Evaluation: Model-as-judge protocols should be standardized for both numerical and descriptive answers, with pass@1 and pass@3 metrics for diversity assessment.

Implications and Future Directions

DataMind demonstrates that high-quality, diverse, and well-filtered trajectory data, combined with dynamic SFT/RL training, can enable open-source models to match or surpass proprietary agents in complex data analysis tasks. The findings challenge the notion that RL alone can compensate for base model deficiencies and highlight the importance of trajectory diversity and dynamic training objectives.

Future work should extend DataMind to predictive and visualization tasks, scale backbone models beyond 14B, and explore advanced RL algorithms for continual learning.
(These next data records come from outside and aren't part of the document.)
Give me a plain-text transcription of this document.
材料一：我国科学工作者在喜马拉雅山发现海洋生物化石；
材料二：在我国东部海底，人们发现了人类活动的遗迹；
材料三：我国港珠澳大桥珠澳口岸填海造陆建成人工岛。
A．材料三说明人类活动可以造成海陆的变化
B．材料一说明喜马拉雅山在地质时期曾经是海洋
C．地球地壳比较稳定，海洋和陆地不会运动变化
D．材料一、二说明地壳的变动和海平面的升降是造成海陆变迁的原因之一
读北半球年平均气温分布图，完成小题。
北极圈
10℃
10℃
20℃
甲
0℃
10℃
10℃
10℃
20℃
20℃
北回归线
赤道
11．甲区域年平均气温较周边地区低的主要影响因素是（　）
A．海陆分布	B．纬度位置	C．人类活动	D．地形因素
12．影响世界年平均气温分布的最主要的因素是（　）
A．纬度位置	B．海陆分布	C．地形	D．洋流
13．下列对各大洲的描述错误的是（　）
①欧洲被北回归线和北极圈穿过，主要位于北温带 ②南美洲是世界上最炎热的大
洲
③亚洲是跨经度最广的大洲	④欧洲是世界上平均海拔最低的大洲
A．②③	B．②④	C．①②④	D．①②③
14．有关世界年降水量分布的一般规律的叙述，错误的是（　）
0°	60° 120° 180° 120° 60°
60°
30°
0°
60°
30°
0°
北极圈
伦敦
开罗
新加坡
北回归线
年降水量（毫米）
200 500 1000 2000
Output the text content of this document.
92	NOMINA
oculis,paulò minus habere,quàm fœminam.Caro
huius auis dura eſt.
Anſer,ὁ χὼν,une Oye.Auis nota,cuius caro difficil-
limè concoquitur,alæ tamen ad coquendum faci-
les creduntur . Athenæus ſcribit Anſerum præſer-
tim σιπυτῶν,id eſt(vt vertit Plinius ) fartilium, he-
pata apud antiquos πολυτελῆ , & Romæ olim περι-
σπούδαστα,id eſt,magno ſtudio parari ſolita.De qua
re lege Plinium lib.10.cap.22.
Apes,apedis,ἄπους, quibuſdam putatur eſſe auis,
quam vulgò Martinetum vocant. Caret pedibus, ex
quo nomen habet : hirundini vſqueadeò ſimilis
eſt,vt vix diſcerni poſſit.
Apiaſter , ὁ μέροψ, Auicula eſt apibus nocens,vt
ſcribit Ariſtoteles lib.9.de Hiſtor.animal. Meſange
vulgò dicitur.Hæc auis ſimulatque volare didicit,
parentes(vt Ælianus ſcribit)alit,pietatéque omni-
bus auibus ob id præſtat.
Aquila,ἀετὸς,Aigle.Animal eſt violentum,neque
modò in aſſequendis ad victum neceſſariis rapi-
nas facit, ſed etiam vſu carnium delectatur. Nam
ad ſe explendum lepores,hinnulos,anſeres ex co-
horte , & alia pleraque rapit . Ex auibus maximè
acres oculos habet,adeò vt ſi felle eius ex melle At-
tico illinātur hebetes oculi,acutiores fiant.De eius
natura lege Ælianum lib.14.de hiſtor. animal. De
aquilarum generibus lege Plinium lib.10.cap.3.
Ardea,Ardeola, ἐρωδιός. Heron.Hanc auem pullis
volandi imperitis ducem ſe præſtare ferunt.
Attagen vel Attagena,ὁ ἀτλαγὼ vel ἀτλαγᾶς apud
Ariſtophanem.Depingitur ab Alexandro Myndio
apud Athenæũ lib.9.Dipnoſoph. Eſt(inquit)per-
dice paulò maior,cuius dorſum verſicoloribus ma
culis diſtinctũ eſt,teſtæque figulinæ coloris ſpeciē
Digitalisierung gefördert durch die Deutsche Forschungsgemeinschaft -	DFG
The open release of DataMind-12K and agent models will facilitate reproducibility and further research in generalist agentic intelligence.

Conclusion

DataMind provides a scalable, reproducible framework for training generalist data-analytic agents, setting new standards for open-source performance in multi-step, multi-format data analysis. The pipeline's innovations in data synthesis, trajectory filtering, and dynamic training offer actionable insights for the development of robust agentic systems in scientific and industrial domains.